If opposition votes fragmented meaningfully, Mamata Banerjee absorbs the electoral damage despite remaining part of the broader opposition ecosystem nationally.

Yet post-results, Congress once again rallies around TMC under anti-BJP messaging because preserving the larger opposition ecosystem remains politically necessary.

This creates the strange spectacle Indian voters increasingly witness:

  • rivals during elections,

  • allies after elections,

  • institutional critics after defeat,

  • institutional defenders after victory.

Why Institutions Enter the Debate

One of the most revealing aspects of modern Indian politics is how quickly institutions become central to political narratives after electoral outcomes.

The Election Commission of India, courts, investigative agencies, and constitutional bodies increasingly become arenas of political messaging.
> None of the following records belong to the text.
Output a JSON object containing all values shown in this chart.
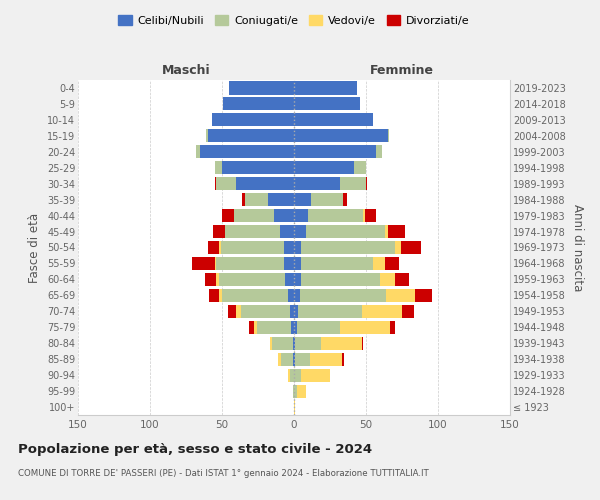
{
  "age_groups": [
    "100+",
    "95-99",
    "90-94",
    "85-89",
    "80-84",
    "75-79",
    "70-74",
    "65-69",
    "60-64",
    "55-59",
    "50-54",
    "45-49",
    "40-44",
    "35-39",
    "30-34",
    "25-29",
    "20-24",
    "15-19",
    "10-14",
    "5-9",
    "0-4"
  ],
  "birth_years": [
    "≤ 1923",
    "1924-1928",
    "1929-1933",
    "1934-1938",
    "1939-1943",
    "1944-1948",
    "1949-1953",
    "1954-1958",
    "1959-1963",
    "1964-1968",
    "1969-1973",
    "1974-1978",
    "1979-1983",
    "1984-1988",
    "1989-1993",
    "1994-1998",
    "1999-2003",
    "2004-2008",
    "2009-2013",
    "2014-2018",
    "2019-2023"
  ],
  "male": {
    "celibi": [
      0,
      0,
      0,
      1,
      1,
      2,
      3,
      4,
      6,
      7,
      7,
      10,
      14,
      18,
      40,
      50,
      65,
      60,
      57,
      49,
      45
    ],
    "coniugati": [
      0,
      1,
      3,
      8,
      14,
      24,
      34,
      46,
      46,
      47,
      44,
      38,
      28,
      16,
      14,
      5,
      3,
      1,
      0,
      0,
      0
    ],
    "vedovi": [
      0,
      0,
      1,
      2,
      2,
      2,
      3,
      2,
      2,
      1,
      1,
      0,
      0,
      0,
      0,
      0,
      0,
      0,
      0,
      0,
      0
    ],
    "divorziati": [
      0,
      0,
      0,
      0,
      0,
      3,
      6,
      7,
      8,
      16,
      8,
      8,
      8,
      2,
      1,
      0,
      0,
      0,
      0,
      0,
      0
    ]
  },
  "female": {
    "nubili": [
      0,
      0,
      0,
      1,
      1,
      2,
      3,
      4,
      5,
      5,
      5,
      8,
      10,
      12,
      32,
      42,
      57,
      65,
      55,
      46,
      44
    ],
    "coniugate": [
      0,
      2,
      5,
      10,
      18,
      30,
      44,
      60,
      55,
      50,
      65,
      55,
      38,
      22,
      18,
      8,
      4,
      1,
      0,
      0,
      0
    ],
    "vedove": [
      1,
      6,
      20,
      22,
      28,
      35,
      28,
      20,
      10,
      8,
      4,
      2,
      1,
      0,
      0,
      0,
      0,
      0,
      0,
      0,
      0
    ],
    "divorziate": [
      0,
      0,
      0,
      2,
      1,
      3,
      8,
      12,
      10,
      10,
      14,
      12,
      8,
      3,
      1,
      0,
      0,
      0,
      0,
      0,
      0
    ]
  },
  "colors": {
    "celibi_nubili": "#4472c4",
    "coniugati": "#b5c99a",
    "vedovi": "#ffd966",
    "divorziati": "#cc0000"
  },
  "xlim": 150,
  "title": "Popolazione per età, sesso e stato civile - 2024",
  "subtitle": "COMUNE DI TORRE DE' PASSERI (PE) - Dati ISTAT 1° gennaio 2024 - Elaborazione TUTTITALIA.IT",
  "xlabel_left": "Maschi",
  "xlabel_right": "Femmine",
  "ylabel_left": "Fasce di età",
  "ylabel_right": "Anni di nascita",
  "bg_color": "#f0f0f0",
  "plot_bg_color": "#ffffff"
}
Critics argue this weakens democratic trust.

Supporters argue institutional scrutiny is essential in democracy.

But under this alternative theory, institutional criticism also serves another purpose:it maintains political pressure while preserving opposition cohesion.

Conflict must remain emotionally intense enough for supporters.

But not so irreversible that future cooperation becomes impossible.


3. Conclusion

Perhaps this theory is entirely wrong.

Perhaps these are simply ordinary contradictions of coalition politics in a noisy democracy.

But it is becoming increasingly difficult to ignore that modern Indian politics often behaves less like a principled ideological war and more like a continuously negotiated marketplace of incentives.

Publicly:

  • parties attack each other,

  • accuse institutions,

  • mobilise outrage,

  • and project existential conflict.

Privately — or strategically — the incentives may be far more layered.

The voter therefore confronts an uncomfortable possibility:that political actors may not always seek total destruction of opponents. Sometimes they may prefer calibrated weakness, prolonged leverage, and managed rivalry.

Because permanent uncertainty can itself become a political asset.

The long-term danger, however, is significant.

If citizens begin believing that:

  • corruption cases are negotiable,

  • alliances are purely transactional,

  • and institutions are selectively respected,

then democratic trust gradually erodes.

Victories begin appearing manipulated.Defeats begin appearing negotiated.Politics begins resembling theatre.

And yet, perhaps the most fascinating aspect of all this is not whether the theory is true.

It is that in today’s India, such a theory no longer sounds impossible to large sections of politically aware citizens.